Un épisode inconnu de la grande guerre

5/2/2012

par Remi  Hébert

 

Un épisode inconnu de la Grande Guerre

Janvier 1915, la bataille d’Autrêches est terminée .

Deux mille soldats français et quelques centaines d’allemands ont été tués, blessés ou ont disparu dans cette bataille . Désormais Autrêches est partagée par un réseau dense de barbelés et de tranchées ; la guerre de position est commencée.

Le dimanche 17 janvier 1915 s’annonce calme .

A proximité de la route de Saint-Victor à l’Hermitage, à quelques dizaines de mètres des tranchées allemandes, se trouve un poste d’écoute avancé relié à la tranchée française par un boyau de 80 cm de large . Ce poste est occupé par quatre « pépères » (ainsi nommés parce qu’ils avaient atteint la quarantaine) de la 6ème Compagnie du 54ème Régiment d’Infanterie Territoriale .

Quelques allemands, en rampant, surprennent les quatre hommes, en font prisonnier deux, blessent le troisième tandis que le quatrième réussit à s’enfuir ; peu après les Allemands regagnent leurs lignes et tout redevient calme .

Pas pour longtemps cependant car du côté français on s’alarme : le téléphone ne cesse de retentir et les nouvelles les plus contradictoires circulent et s’amplifient à l’arrière… L’état-major imagine que les Allemands ont percé notre front et qu’une offensive est commencée..

Aussi les canons de Mouflaye, du Chapeaumont, de Montigny-Lengrain se mettent-ils à bombarder massivement les lignes allemandes de Saint-Victor et d’Autrêches (hélas, certains tirs trop courts font des ravages dans les tranchées françaises…).

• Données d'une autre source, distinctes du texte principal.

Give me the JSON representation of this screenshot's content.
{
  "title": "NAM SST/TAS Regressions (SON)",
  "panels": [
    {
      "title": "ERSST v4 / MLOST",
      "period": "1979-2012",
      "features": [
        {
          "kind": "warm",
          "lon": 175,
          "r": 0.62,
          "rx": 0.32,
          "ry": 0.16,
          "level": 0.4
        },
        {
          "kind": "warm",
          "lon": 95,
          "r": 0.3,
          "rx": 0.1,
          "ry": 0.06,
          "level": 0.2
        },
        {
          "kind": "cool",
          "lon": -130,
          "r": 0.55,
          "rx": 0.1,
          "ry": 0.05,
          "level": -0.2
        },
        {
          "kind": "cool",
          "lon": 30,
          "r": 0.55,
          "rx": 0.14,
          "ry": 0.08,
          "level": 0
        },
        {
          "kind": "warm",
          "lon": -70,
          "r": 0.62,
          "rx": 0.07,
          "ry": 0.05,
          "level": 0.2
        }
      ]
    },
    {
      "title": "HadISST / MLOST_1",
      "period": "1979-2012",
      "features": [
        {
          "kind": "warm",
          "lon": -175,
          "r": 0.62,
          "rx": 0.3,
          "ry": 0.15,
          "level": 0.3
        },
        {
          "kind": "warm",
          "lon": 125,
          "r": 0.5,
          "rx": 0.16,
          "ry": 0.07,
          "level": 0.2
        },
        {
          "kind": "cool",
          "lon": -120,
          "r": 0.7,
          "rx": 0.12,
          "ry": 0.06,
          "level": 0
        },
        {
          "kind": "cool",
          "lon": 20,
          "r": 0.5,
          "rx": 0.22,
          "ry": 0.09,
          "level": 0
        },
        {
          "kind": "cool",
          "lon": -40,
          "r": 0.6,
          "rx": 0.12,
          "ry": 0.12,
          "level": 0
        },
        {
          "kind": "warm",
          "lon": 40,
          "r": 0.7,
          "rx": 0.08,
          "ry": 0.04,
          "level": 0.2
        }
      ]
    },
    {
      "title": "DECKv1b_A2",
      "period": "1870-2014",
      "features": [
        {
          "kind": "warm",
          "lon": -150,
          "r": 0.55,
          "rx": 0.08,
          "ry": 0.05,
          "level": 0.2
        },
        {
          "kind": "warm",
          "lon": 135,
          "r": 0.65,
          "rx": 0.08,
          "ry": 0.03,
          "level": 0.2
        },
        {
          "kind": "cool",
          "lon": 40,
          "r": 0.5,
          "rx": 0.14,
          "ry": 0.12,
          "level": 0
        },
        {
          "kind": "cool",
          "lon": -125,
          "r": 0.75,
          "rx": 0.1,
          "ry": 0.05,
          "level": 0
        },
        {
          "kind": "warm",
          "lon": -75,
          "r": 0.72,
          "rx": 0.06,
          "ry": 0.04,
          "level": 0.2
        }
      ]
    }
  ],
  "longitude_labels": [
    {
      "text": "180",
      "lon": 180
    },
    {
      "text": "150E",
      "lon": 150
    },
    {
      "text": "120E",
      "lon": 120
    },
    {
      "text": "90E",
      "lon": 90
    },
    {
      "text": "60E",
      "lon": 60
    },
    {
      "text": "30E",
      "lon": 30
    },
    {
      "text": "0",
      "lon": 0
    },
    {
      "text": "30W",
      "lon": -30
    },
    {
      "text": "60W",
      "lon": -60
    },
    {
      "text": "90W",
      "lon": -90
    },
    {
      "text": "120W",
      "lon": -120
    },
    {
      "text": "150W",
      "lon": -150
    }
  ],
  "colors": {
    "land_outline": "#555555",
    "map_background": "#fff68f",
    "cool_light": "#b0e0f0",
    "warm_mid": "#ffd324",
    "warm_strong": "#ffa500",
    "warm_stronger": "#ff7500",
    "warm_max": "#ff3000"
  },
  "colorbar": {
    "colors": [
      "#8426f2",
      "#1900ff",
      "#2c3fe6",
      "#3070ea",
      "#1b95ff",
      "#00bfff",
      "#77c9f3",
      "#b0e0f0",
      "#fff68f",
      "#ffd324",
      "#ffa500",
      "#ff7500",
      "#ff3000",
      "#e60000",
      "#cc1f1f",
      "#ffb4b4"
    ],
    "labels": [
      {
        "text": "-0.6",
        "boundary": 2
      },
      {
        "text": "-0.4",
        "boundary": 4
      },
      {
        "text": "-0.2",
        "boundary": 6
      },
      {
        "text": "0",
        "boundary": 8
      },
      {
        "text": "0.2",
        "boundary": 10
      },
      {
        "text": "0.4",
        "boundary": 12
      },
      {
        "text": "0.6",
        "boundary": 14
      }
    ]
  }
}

Le 14ème Régiment de Chasseurs à cheval est envoyé précipitamment au dessus d’Hautebraye pour prêter main forte aux territoriaux et au 170ème Régiment d’Infanterie que l’on croyait en difficulté . L’état-major fait même venir d’urgence 8.000 hommes en renfort .

Tout ce remue ménage inquiète les allemands qui –à leur tour- croyant à une offensive générale font donner leur artillerie lourde . Il faut attendre la nuit pour que le calme revienne de part et d’autre, tandis qu’un communiqué annonçait à la France entière qu’à Autrêches nos troupes avaient victorieusement repoussé 2 attaques ennemies .

Cette version officielle des faits n’empêcha pas peu après, le limogeage des colonels des 54eme Régiment d’Infanterie Territoriale et du 170ème Régiment d’Infanterie pour leur manque de sang froid….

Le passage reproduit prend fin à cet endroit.